出水:デビュー50周年を記念したアルバム「Touch Me…」が発売されています。「この広い野原いっぱい」「涙そうそう」がアレンジされていたり、斎藤工さんとの芝居仕立ての曲があったり・・・バラエティ豊かな1枚ですね。

JK:息子さんの曲も?

森山:「今」という曲です。いつもプレゼントをくれない息子が、50周年でようやくプレゼントをくれたという(笑)

出水:ひとつひとつ丁寧に解説がついていて、どの曲も大切にしてらっしゃるんだなあと思いました。

森山:そうですね、新しい曲もありますし、いままで自分の心にふれてきた曲・・・それをみなさんにも触れてほしい、という意味で「Touch Me…」というタイトルにしました。

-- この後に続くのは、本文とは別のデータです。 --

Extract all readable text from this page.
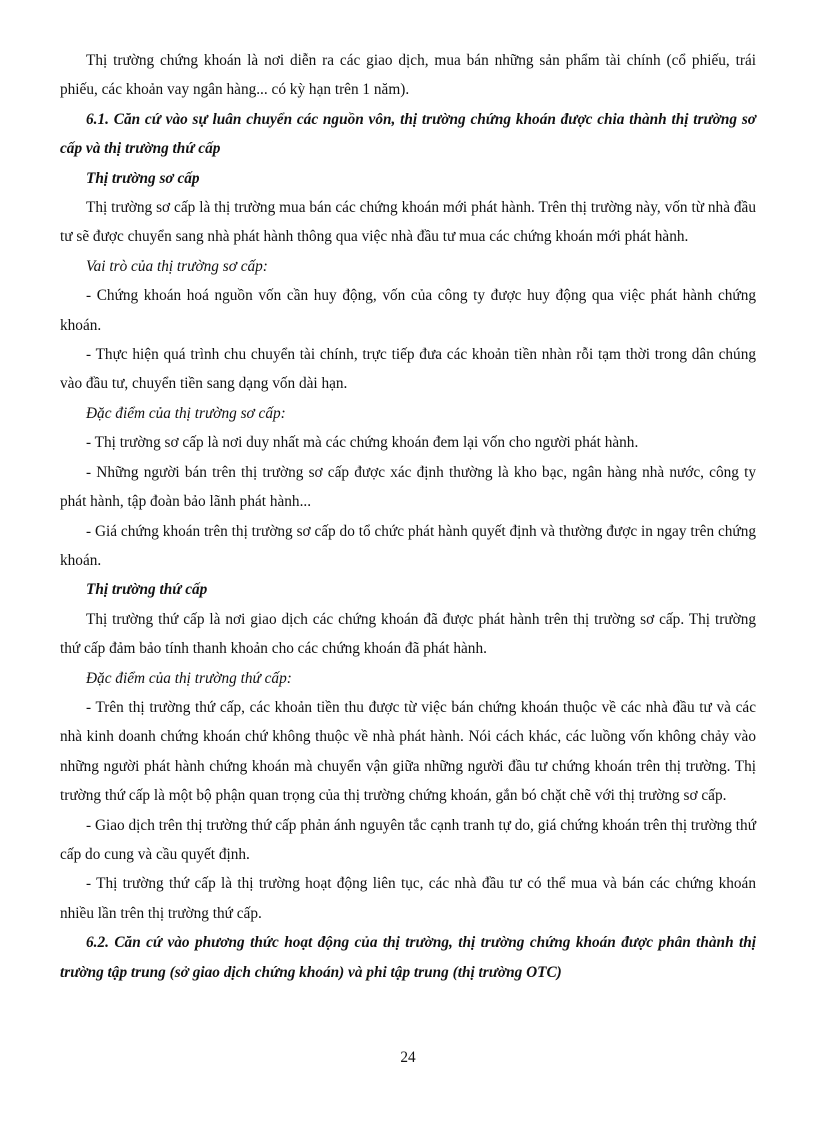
Thị trường chứng khoán là nơi diễn ra các giao dịch, mua bán những sản phẩm tài chính (cổ phiếu, trái phiếu, các khoản vay ngân hàng... có kỳ hạn trên 1 năm).

6.1. Căn cứ vào sự luân chuyển các nguồn vôn, thị trường chứng khoán được chia thành thị trường sơ cấp và thị trường thứ cấp

Thị trường sơ cấp

Thị trường sơ cấp là thị trường mua bán các chứng khoán mới phát hành. Trên thị trường này, vốn từ nhà đầu tư sẽ được chuyển sang nhà phát hành thông qua việc nhà đầu tư mua các chứng khoán mới phát hành.

Vai trò của thị trường sơ cấp:

- Chứng khoán hoá nguồn vốn cần huy động, vốn của công ty được huy động qua việc phát hành chứng khoán.

- Thực hiện quá trình chu chuyển tài chính, trực tiếp đưa các khoản tiền nhàn rỗi tạm thời trong dân chúng vào đầu tư, chuyển tiền sang dạng vốn dài hạn.

Đặc điểm của thị trường sơ cấp:

- Thị trường sơ cấp là nơi duy nhất mà các chứng khoán đem lại vốn cho người phát hành.

- Những người bán trên thị trường sơ cấp được xác định thường là kho bạc, ngân hàng nhà nước, công ty phát hành, tập đoàn bảo lãnh phát hành...

- Giá chứng khoán trên thị trường sơ cấp do tổ chức phát hành quyết định và thường được in ngay trên chứng khoán.

Thị trường thứ cấp

Thị trường thứ cấp là nơi giao dịch các chứng khoán đã được phát hành trên thị trường sơ cấp. Thị trường thứ cấp đảm bảo tính thanh khoản cho các chứng khoán đã phát hành.

Đặc điểm của thị trường thứ cấp:

- Trên thị trường thứ cấp, các khoản tiền thu được từ việc bán chứng khoán thuộc về các nhà đầu tư và các nhà kinh doanh chứng khoán chứ không thuộc về nhà phát hành. Nói cách khác, các luồng vốn không chảy vào những người phát hành chứng khoán mà chuyển vận giữa những người đầu tư chứng khoán trên thị trường. Thị trường thứ cấp là một bộ phận quan trọng của thị trường chứng khoán, gắn bó chặt chẽ với thị trường sơ cấp.

- Giao dịch trên thị trường thứ cấp phản ánh nguyên tắc cạnh tranh tự do, giá chứng khoán trên thị trường thứ cấp do cung và cầu quyết định.

- Thị trường thứ cấp là thị trường hoạt động liên tục, các nhà đầu tư có thể mua và bán các chứng khoán nhiều lần trên thị trường thứ cấp.

6.2. Căn cứ vào phương thức hoạt động của thị trường, thị trường chứng khoán được phân thành thị trường tập trung (sở giao dịch chứng khoán) và phi tập trung (thị trường OTC)

24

出水:コンサートも行われていて、「Touch Me…」コンサートでは50という数字にこだわったそうですね?

JK:50か所を回るとか?

森山:いえ、もう50か所以上、100ぐらい回っています(笑)最初は、去年の1月18日、お誕生日のときに、50曲を歌うというコンサートから始めたんです。5時間ぐらいかかるかな、と思ったんですが、結局なんだかんだ言いながら、60曲ぐらいを6時間半かけて歌いました。

JK:6時間! お客さんもずーっと? 休憩なし?

森山:もちろん途中で休憩もあって、限られたクローズドのコンサートだったので、途中休憩で、私の好きなパンやおつまみをつまんでいただいたり、シャンパンを飲んでいただいたりとかして、6時間半をともに過ごしました。ムッシュウも飛び入りで参加したり。

JK:それは最高でしたね!

森山:楽しかったですね~! あとは、リクエスト100曲の中からお客様に選んでいただく「オールリクエスト・コンサート」というのもずいぶんやりました。

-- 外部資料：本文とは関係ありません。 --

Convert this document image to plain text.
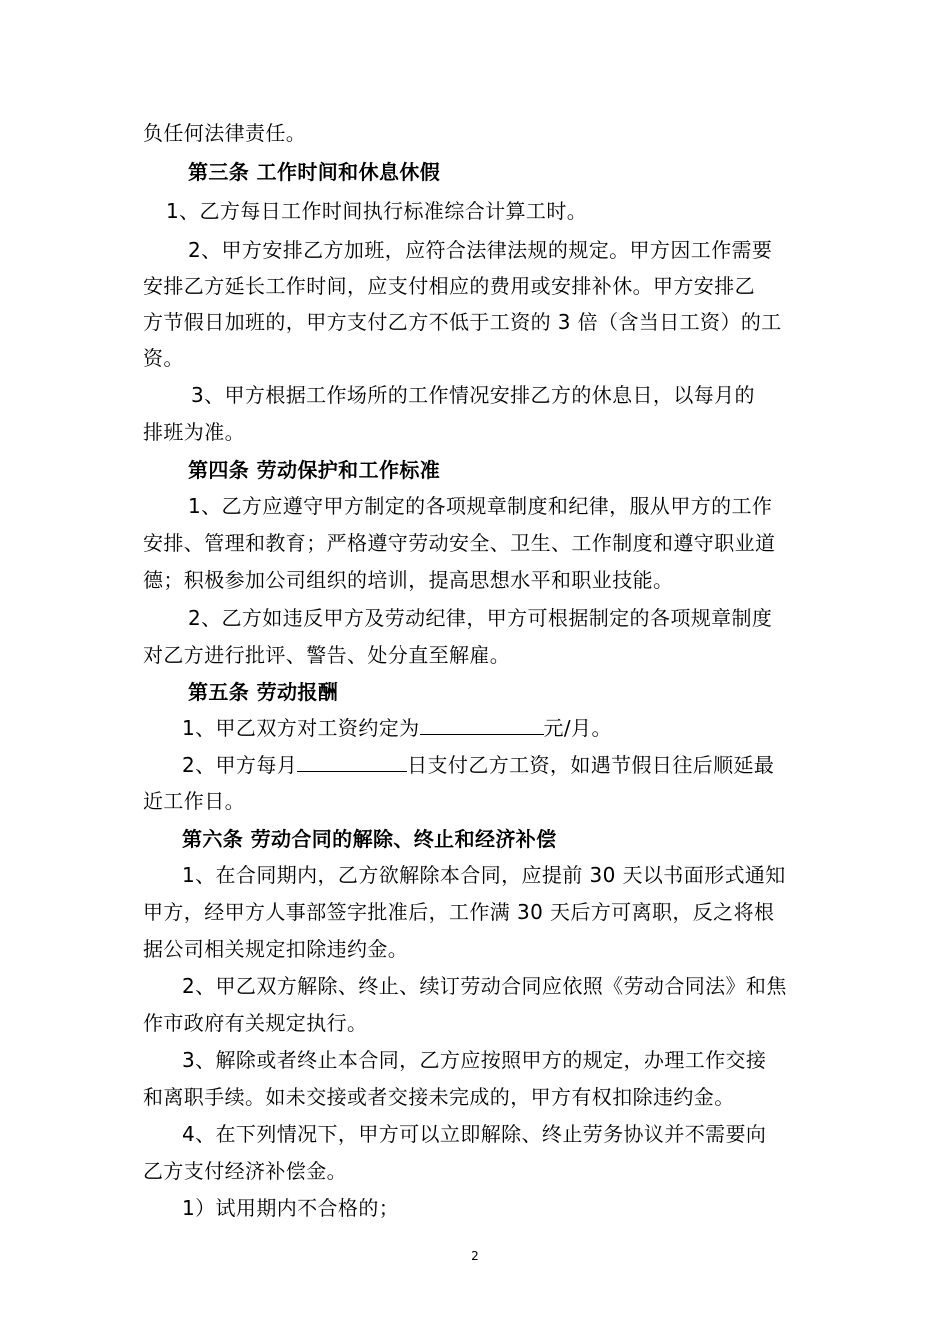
负任何法律责任。
第三条 工作时间和休息休假
1、乙方每日工作时间执行标准综合计算工时。
2、甲方安排乙方加班，应符合法律法规的规定。甲方因工作需要
安排乙方延长工作时间，应支付相应的费用或安排补休。甲方安排乙
方节假日加班的，甲方支付乙方不低于工资的 3 倍（含当日工资）的工
资。
3、甲方根据工作场所的工作情况安排乙方的休息日，以每月的
排班为准。
第四条 劳动保护和工作标准
1、乙方应遵守甲方制定的各项规章制度和纪律，服从甲方的工作
安排、管理和教育；严格遵守劳动安全、卫生、工作制度和遵守职业道
德；积极参加公司组织的培训，提高思想水平和职业技能。
2、乙方如违反甲方及劳动纪律，甲方可根据制定的各项规章制度
对乙方进行批评、警告、处分直至解雇。
第五条 劳动报酬
1、甲乙双方对工资约定为	元/月。
2、甲方每月	日支付乙方工资，如遇节假日往后顺延最
近工作日。
第六条 劳动合同的解除、终止和经济补偿
1、在合同期内，乙方欲解除本合同，应提前 30 天以书面形式通知
甲方，经甲方人事部签字批准后，工作满 30 天后方可离职，反之将根
据公司相关规定扣除违约金。
2、甲乙双方解除、终止、续订劳动合同应依照《劳动合同法》和焦
作市政府有关规定执行。
3、解除或者终止本合同，乙方应按照甲方的规定，办理工作交接
和离职手续。如未交接或者交接未完成的，甲方有权扣除违约金。
4、在下列情况下，甲方可以立即解除、终止劳务协议并不需要向
乙方支付经济补偿金。
1）试用期内不合格的；
2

JK:100曲全部を覚えてるというのがすごいですね。

森山:暗譜のもありますし、久しぶりに歌うものは歌詞を用意して。毎日何が出てくるのかわからなかったので、怖かったです。すっごくシリアスな曲のあとに、すっごくコケティッシュな曲を歌う時なんかは、歌いだしても気持ちの切り替えがなかなかできなくて、「ちょっと待って~!」って、一度止めていただいたり(笑)お客様も、おおーっと面白がってくださって(笑)

JK:そういうことができる仲間というか、理解のあるお客様でとてもいいですね(笑)

森山:日常にはなかなかない出来事でしたね。